• Anchor & Star: Tet '68 - Battle of Hue
      May 18, 2019
      Tet '68 is a 24 hour immersive event trying to recreate the chaos of the Battle of Hue. A sprawling mix of urban and jungle warfare makes Tet '68 stand out in a way rarely seen in immersive airsoft.

      Combat Base Walter Murphy lies on the outskirts of Hue City. Nearby ARVN post Khong Con has requested support from the 1st Marine Division to bolster their defenses. Marines from 2nd Battalion 5th Marines have been assigned to CB Walter Murphy.

      Hue is a city in central Vietnam that was the seat of Nguyen Dynasty emperors from 1802 to 1945, and capital of the protectorate of Annam. A major attraction is its vast, 19th-century citadel, surrounded by a moat and thick stone walls. It encompasses the Imperial City, with palaces and shrines; the Forbidden Purple City, once the emperor's home; and a replica of the Royal Theater.

      US Military Assistance Command, Vietnam and the People's Army of Viet Nam are looking for hardworking and dedicated troops to fill in available positions. Here you will be able to join the force of your choosing. Good luck.

  • Anchor & Star: Indian Country
      July 12-14, 2019
      Indian Country is the flagship Anchor & Star Airsoft event. Indian Country takes place in the I Corps region of the Republic of South Vietnam in the summer of 1968. Fire Support Base Peacock is located near the hamlet of Dien Que. ARVN troops have abandoned their out post Tu Bo. Marines of 3/1 have rotated into FSB Peacock to resume operations in the district.

      Troops from the 7th Battalion, Regiment 38 of the People's Army of Viet Nam have used the ARVN absence to begin moving large amounts of supplies down the infamous Ho Chi Minh trail from Laos.

      Indian Country offers a level of immersion and realism not often seen in airsoft events. The sights, sounds and smells will transport the participants back to the summer of '68.
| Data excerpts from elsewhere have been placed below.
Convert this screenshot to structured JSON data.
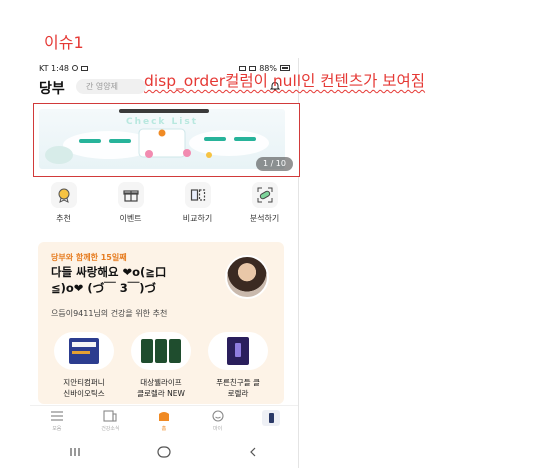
{
  "issue_title": "이슈1",
  "overlay_note": "disp_order컬럼이 null인 컨텐츠가 보여짐",
  "status_bar": {
    "time": "KT 1:48",
    "battery": "88%"
  },
  "app": {
    "logo": "당부",
    "search_placeholder": "간 영양제"
  },
  "banner": {
    "title": "Check List",
    "page_indicator": "1 / 10"
  },
  "quick_menu": [
    {
      "label": "추천",
      "icon": "medal-icon"
    },
    {
      "label": "이벤트",
      "icon": "gift-icon"
    },
    {
      "label": "비교하기",
      "icon": "compare-icon"
    },
    {
      "label": "분석하기",
      "icon": "pill-analysis-icon"
    }
  ],
  "recommend_card": {
    "kicker": "당부와 함께한 15일째",
    "heading": "다들 싸랑해요 ❤o(≧口\n≦)o❤ (づ￣ 3￣)づ",
    "subtitle": "으듬이9411님의 건강을 위한 추천",
    "products": [
      {
        "label": "지안티컴퍼니\n신바이오틱스"
      },
      {
        "label": "대상웰라이프\n클로렐라 NEW"
      },
      {
        "label": "푸른친구들 클\n로렐라"
      }
    ]
  },
  "tab_bar": [
    {
      "label": "모음",
      "icon": "menu-icon"
    },
    {
      "label": "건강소식",
      "icon": "news-icon"
    },
    {
      "label": "홈",
      "icon": "home-icon",
      "active": true
    },
    {
      "label": "마이",
      "icon": "profile-icon"
    },
    {
      "label": "",
      "icon": "phone-icon"
    }
  ],
  "nav_bar": [
    {
      "icon": "recent-apps-icon"
    },
    {
      "icon": "home-circle-icon"
    },
    {
      "icon": "back-icon"
    }
  ],
  "colors": {
    "annotation": "#e53935",
    "accent": "#f08a24",
    "card_bg": "#fdf3e7"
  }
}
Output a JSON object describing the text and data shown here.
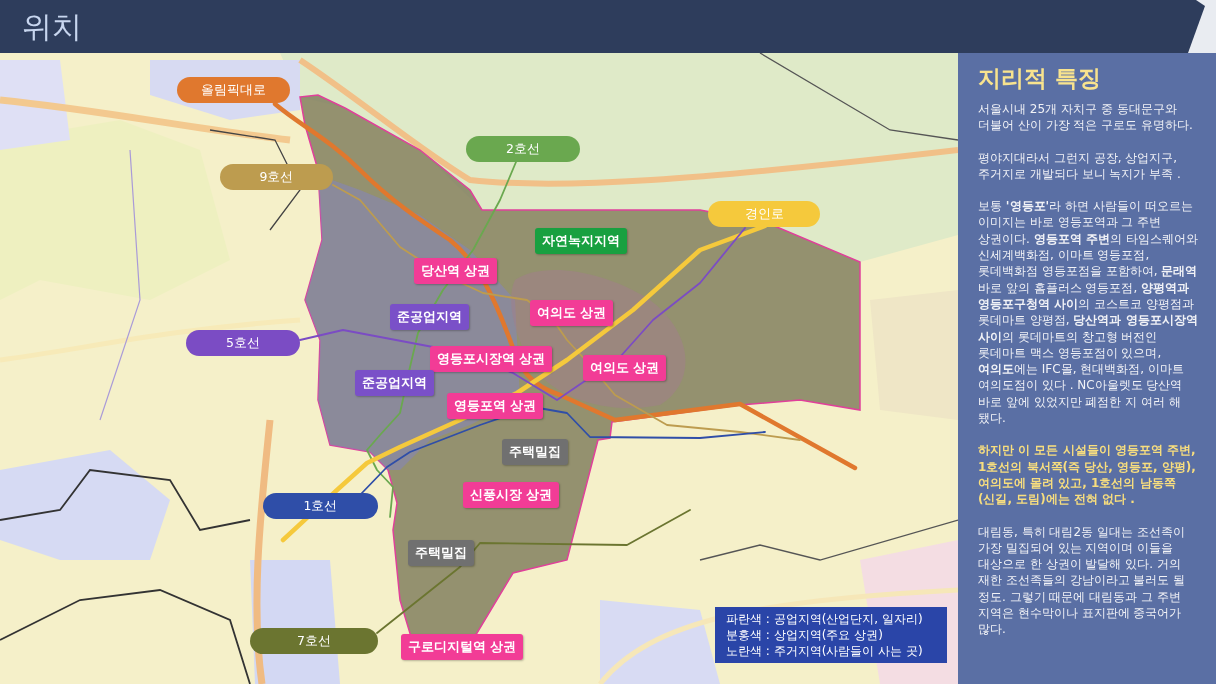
{
  "header": {
    "title": "위치"
  },
  "map": {
    "lines": [
      {
        "label": "올림픽대로",
        "color": "#e0782e",
        "kind": "road"
      },
      {
        "label": "2호선",
        "color": "#6aa84f",
        "kind": "subway"
      },
      {
        "label": "9호선",
        "color": "#bd9c4f",
        "kind": "subway"
      },
      {
        "label": "경인로",
        "color": "#f5c93c",
        "kind": "road"
      },
      {
        "label": "5호선",
        "color": "#7b4cc4",
        "kind": "subway"
      },
      {
        "label": "1호선",
        "color": "#2f4ea8",
        "kind": "subway"
      },
      {
        "label": "7호선",
        "color": "#6b7530",
        "kind": "subway"
      }
    ],
    "areas": [
      {
        "label": "자연녹지지역",
        "color": "#18a040"
      },
      {
        "label": "당산역 상권",
        "color": "#f23c96"
      },
      {
        "label": "여의도 상권",
        "color": "#f23c96"
      },
      {
        "label": "준공업지역",
        "color": "#7a50c8"
      },
      {
        "label": "영등포시장역 상권",
        "color": "#f23c96"
      },
      {
        "label": "여의도 상권",
        "color": "#f23c96"
      },
      {
        "label": "준공업지역",
        "color": "#7a50c8"
      },
      {
        "label": "영등포역 상권",
        "color": "#f23c96"
      },
      {
        "label": "주택밀집",
        "color": "#707070"
      },
      {
        "label": "신풍시장 상권",
        "color": "#f23c96"
      },
      {
        "label": "주택밀집",
        "color": "#707070"
      },
      {
        "label": "구로디지털역 상권",
        "color": "#f23c96"
      }
    ],
    "legend": [
      "파란색 : 공업지역(산업단지, 일자리)",
      "분홍색 : 상업지역(주요 상권)",
      "노란색 : 주거지역(사람들이 사는 곳)"
    ]
  },
  "panel": {
    "title": "지리적 특징",
    "paragraphs": [
      {
        "kind": "normal",
        "text": "서울시내 25개 자치구 중 동대문구와 더불어 산이 가장 적은 구로도 유명하다."
      },
      {
        "kind": "normal",
        "text": "평야지대라서 그런지 공장, 상업지구, 주거지로 개발되다 보니 녹지가 부족 ."
      },
      {
        "kind": "normal",
        "text": "보통 **'영등포'**라 하면 사람들이 떠오르는 이미지는 바로 영등포역과 그 주변 상권이다. **영등포역 주변**의 타임스퀘어와 신세계백화점, 이마트 영등포점, 롯데백화점 영등포점을 포함하여, **문래역** 바로 앞의 홈플러스 영등포점, **양평역과 영등포구청역 사이**의 코스트코 양평점과 롯데마트 양평점, **당산역과 영등포시장역 사이**의 롯데마트의 창고형 버전인 롯데마트 맥스 영등포점이 있으며, **여의도**에는 IFC몰, 현대백화점, 이마트 여의도점이 있다 . NC아울렛도 당산역 바로 앞에 있었지만 폐점한 지 여러 해 됐다."
      },
      {
        "kind": "emphasis",
        "text": "하지만 이 모든 시설들이 영등포역 주변, 1호선의 북서쪽(즉 당산, 영등포, 양평), 여의도에 몰려 있고, 1호선의 남동쪽(신길, 도림)에는 전혀 없다 ."
      },
      {
        "kind": "normal",
        "text": "대림동, 특히 대림2동 일대는 조선족이 가장 밀집되어 있는 지역이며 이들을 대상으로 한 상권이 발달해 있다. 거의 재한 조선족들의 강남이라고 불러도 될 정도. 그렇기 때문에 대림동과 그 주변 지역은 현수막이나 표지판에 중국어가 많다."
      }
    ]
  }
}
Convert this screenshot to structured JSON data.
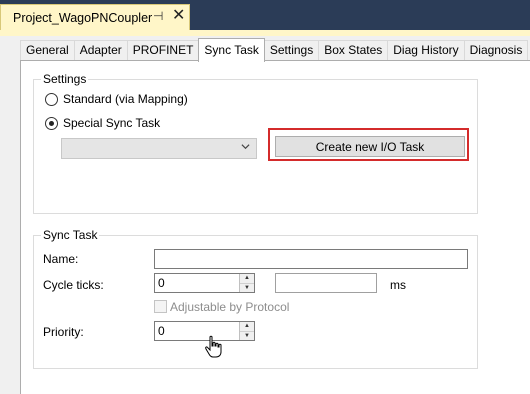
{
  "document_tab": {
    "title": "Project_WagoPNCoupler",
    "pin_glyph": "⊣",
    "close_glyph": "✕"
  },
  "tabs": [
    {
      "label": "General",
      "active": false
    },
    {
      "label": "Adapter",
      "active": false
    },
    {
      "label": "PROFINET",
      "active": false
    },
    {
      "label": "Sync Task",
      "active": true
    },
    {
      "label": "Settings",
      "active": false
    },
    {
      "label": "Box States",
      "active": false
    },
    {
      "label": "Diag History",
      "active": false
    },
    {
      "label": "Diagnosis",
      "active": false
    }
  ],
  "settings": {
    "group_title": "Settings",
    "radio_standard_label": "Standard (via Mapping)",
    "radio_special_label": "Special Sync Task",
    "selected_option": "Special Sync Task",
    "task_select_value": "",
    "create_task_button": "Create new I/O Task"
  },
  "sync_task": {
    "group_title": "Sync Task",
    "name_label": "Name:",
    "name_value": "",
    "cycle_ticks_label": "Cycle ticks:",
    "cycle_ticks_value": "0",
    "cycle_time_value": "",
    "ms_label": "ms",
    "adjustable_label": "Adjustable by Protocol",
    "adjustable_checked": false,
    "priority_label": "Priority:",
    "priority_value": "0"
  },
  "colors": {
    "highlight": "#d42b2b",
    "doc_tab": "#fff6c8",
    "background": "#2b3c57"
  },
  "icons": [
    "pin-icon",
    "close-icon",
    "chevron-down-icon",
    "hand-cursor-icon"
  ]
}
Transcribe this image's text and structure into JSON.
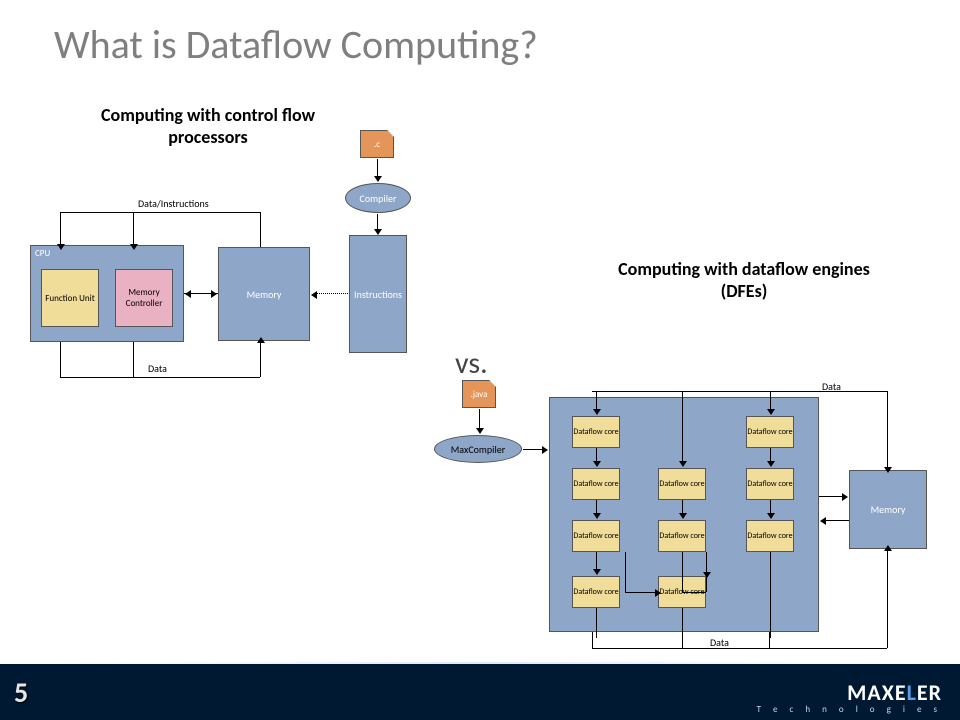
{
  "title": "What is Dataflow Computing?",
  "subtitle_left": "Computing with control flow processors",
  "subtitle_right": "Computing with dataflow engines (DFEs)",
  "vs": "vs.",
  "left": {
    "file": ".c",
    "compiler": "Compiler",
    "instructions": "Instructions",
    "memory": "Memory",
    "cpu": "CPU",
    "func_unit": "Function Unit",
    "mem_ctrl": "Memory Controller",
    "lbl_top": "Data/Instructions",
    "lbl_bottom": "Data"
  },
  "right": {
    "file": ".java",
    "compiler": "MaxCompiler",
    "core": "Dataflow core",
    "memory": "Memory",
    "lbl_top": "Data",
    "lbl_bottom": "Data"
  },
  "footer": {
    "page": "5",
    "brand": "MAXELER",
    "brand_accent": "L",
    "brand_sub": "T e c h n o l o g i e s"
  }
}
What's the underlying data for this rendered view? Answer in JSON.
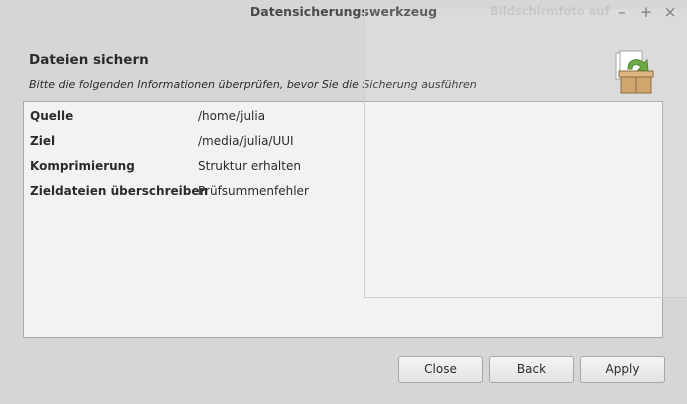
{
  "window": {
    "title": "Datensicherungswerkzeug",
    "background_title": "Bildschirmfoto aufnehmen",
    "minimize_symbol": "–",
    "maximize_symbol": "+",
    "close_symbol": "×"
  },
  "header": {
    "heading": "Dateien sichern",
    "subheading": "Bitte die folgenden Informationen überprüfen, bevor Sie die Sicherung ausführen",
    "icon": "backup-box-icon"
  },
  "summary": {
    "rows": [
      {
        "label": "Quelle",
        "value": "/home/julia"
      },
      {
        "label": "Ziel",
        "value": "/media/julia/UUI"
      },
      {
        "label": "Komprimierung",
        "value": "Struktur erhalten"
      },
      {
        "label": "Zieldateien überschreiben",
        "value": "Prüfsummenfehler"
      }
    ]
  },
  "buttons": {
    "close": "Close",
    "back": "Back",
    "apply": "Apply"
  },
  "colors": {
    "window_bg": "#d6d6d6",
    "panel_bg": "#f2f2f2",
    "icon_green": "#5aa02c",
    "icon_box": "#c99a5b"
  }
}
      The hamlet of Dien Que has been a quiet bastion of peace and tranquility for decades. Generations of farmers have worked the land to provide for their families and to make a meager living selling their wares. The primary source of income has historically been agriculture. Rice crops are usually good and the village has an abundant supply of livestock. Over the years, residents have resorted to other means of generating income. Every month the men and boys travel into the nearby hills to cut firewood. The split logs are then sold to Phuoc Ia at a small profit. The practice of logging has become more dangerous due to the presence of US and NVA forces in the area.